Appellate Judge James A. Stewart has an ice tray in his refrigerator.
"The story is in the ice—somehow."
Photographer James Balog spends his life Chasing Ice. He's a major part of the Extreme Ice Survey, which does time-lapse photography as glaciers disappear.
The documentary opens with a barrage of news clips from various wildfires and floods, with snippets from right-wing commentators thrown in. It then switches gears, showing the beauty of the ice as Balog works in Iceland. His mission there is to record the melting of Solheim Glacier, which is leaving a river in its wake. Director Jeff Orlowski keeps the gears switching in much the same fashion throughout the movie.
In Chasing Ice, Balog says he went on his photographic quest because people are tired of statistics and alarmism about climate change. Orlowski and others involved in Chasing Ice say the same thing in the making-of featurette on the DVD. Trouble is, they still can't resist throwing a lot of talking heads in.
From comments in the extras, it sounds like the movie got more heavy handed after its original cut, which is a shame. Chasing Ice gets preachy, but its subject, James Balog, is undeniably interesting as he risks his knees—his doctors didn't want him going out there climbing on icy terrain—to get photos of the shrinking glaciers. I suspect less-is-more would've been a more effective tactic in winning over viewers.
That said, the movie is beautiful when it's actually following Balog on his mission. Its cinematography was rightly honored at Sundance. There's something dramatic about just seeing the glaciers calving and receding—or, for that matter, just seeing the glaciers. Balog expresses his thoughts about photography and his mission in a way that's compelling.
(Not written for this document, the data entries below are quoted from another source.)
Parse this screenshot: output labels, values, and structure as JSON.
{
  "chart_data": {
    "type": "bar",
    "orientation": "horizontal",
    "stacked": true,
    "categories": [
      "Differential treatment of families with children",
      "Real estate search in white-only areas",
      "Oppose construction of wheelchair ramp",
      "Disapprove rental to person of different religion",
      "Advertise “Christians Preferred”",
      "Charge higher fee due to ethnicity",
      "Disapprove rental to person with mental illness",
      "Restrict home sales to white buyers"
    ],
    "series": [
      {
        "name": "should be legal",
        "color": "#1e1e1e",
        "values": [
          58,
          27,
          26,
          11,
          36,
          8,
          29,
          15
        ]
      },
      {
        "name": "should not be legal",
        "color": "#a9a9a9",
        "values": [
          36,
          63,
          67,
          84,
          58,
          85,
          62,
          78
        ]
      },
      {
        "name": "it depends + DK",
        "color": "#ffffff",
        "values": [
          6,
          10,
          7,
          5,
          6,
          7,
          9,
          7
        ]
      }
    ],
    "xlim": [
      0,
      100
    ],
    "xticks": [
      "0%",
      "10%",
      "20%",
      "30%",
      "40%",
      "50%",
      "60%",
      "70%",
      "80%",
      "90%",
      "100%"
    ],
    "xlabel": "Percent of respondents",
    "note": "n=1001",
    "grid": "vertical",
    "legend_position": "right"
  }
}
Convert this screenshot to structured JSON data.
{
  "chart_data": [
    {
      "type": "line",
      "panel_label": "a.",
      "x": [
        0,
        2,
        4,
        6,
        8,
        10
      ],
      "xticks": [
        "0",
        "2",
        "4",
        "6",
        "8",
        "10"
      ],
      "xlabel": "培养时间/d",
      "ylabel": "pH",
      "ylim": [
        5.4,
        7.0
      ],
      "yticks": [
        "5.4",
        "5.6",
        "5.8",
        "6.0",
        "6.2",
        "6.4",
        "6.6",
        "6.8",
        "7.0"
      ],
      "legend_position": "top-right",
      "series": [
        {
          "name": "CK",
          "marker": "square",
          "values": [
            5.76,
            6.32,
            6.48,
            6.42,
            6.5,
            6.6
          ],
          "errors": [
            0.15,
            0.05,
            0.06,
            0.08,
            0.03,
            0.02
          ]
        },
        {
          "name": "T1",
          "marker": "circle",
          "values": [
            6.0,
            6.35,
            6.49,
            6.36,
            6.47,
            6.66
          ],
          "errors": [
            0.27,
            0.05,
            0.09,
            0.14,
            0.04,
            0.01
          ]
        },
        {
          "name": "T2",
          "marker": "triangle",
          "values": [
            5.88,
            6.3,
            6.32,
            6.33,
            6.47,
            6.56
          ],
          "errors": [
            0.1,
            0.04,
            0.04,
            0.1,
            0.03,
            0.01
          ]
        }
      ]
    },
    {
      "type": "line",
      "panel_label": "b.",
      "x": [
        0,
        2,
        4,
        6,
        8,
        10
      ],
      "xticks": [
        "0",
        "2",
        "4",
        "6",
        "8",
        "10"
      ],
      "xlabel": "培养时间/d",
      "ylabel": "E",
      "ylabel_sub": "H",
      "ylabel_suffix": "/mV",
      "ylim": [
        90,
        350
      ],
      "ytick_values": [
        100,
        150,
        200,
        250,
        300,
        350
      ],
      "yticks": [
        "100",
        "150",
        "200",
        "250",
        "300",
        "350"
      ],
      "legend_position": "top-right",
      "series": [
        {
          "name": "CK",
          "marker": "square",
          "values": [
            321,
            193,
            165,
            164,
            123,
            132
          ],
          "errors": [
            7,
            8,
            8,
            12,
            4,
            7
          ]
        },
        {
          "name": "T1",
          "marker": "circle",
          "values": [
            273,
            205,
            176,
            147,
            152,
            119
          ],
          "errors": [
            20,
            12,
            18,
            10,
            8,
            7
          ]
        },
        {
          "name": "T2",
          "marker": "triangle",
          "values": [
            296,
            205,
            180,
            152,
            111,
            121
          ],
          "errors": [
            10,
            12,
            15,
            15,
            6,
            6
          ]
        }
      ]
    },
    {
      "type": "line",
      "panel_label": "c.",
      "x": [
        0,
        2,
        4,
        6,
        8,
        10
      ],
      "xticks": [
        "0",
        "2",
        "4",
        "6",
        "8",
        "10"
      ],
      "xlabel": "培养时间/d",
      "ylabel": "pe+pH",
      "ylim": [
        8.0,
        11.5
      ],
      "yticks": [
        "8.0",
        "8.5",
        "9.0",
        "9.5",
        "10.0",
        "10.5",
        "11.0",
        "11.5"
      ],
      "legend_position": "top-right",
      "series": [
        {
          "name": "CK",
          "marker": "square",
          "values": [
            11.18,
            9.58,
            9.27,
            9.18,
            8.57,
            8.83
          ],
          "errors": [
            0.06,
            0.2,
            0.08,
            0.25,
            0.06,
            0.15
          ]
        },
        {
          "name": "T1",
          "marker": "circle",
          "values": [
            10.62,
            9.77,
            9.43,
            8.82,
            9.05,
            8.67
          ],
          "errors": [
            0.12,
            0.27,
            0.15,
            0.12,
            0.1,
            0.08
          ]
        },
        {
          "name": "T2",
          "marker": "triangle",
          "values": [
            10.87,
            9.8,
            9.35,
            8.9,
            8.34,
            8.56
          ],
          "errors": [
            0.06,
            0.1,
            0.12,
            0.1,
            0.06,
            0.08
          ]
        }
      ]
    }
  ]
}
In a Q&A, Orlowski talks about the sound mixing he did to get the calving sound just right. Again, this seems like a backfiring overkill; the natural sound of a calving likely would have been dramatic enough.
The extras include a film festival Q&A, a making-of, a science talk with glaciologist Tad Pfeffer of the University of Colorado, and a theatrical trailer.
Pfeffer mentions the search for solutions in his talk. I wondered if anyone's working on controlling the water from the melting glaciers, steering for a man-made lake instead of a water flow that could endanger human or wildlife populations. If so, I'd have wanted to hear it at least mentioned.
The PG-13 rating apparently is for some profanity that didn't register when I watched the movie.
Even as Chasing Ice unfolds on the screen, people in the film tell us we'll be arguing about climate change for centuries. A film that concentrated on Balog and the images he captures might have been more to the point.
If Chasing Ice intrigues you, it's available from Amazon Instant Video.
Guilty of ignoring its subject's advice.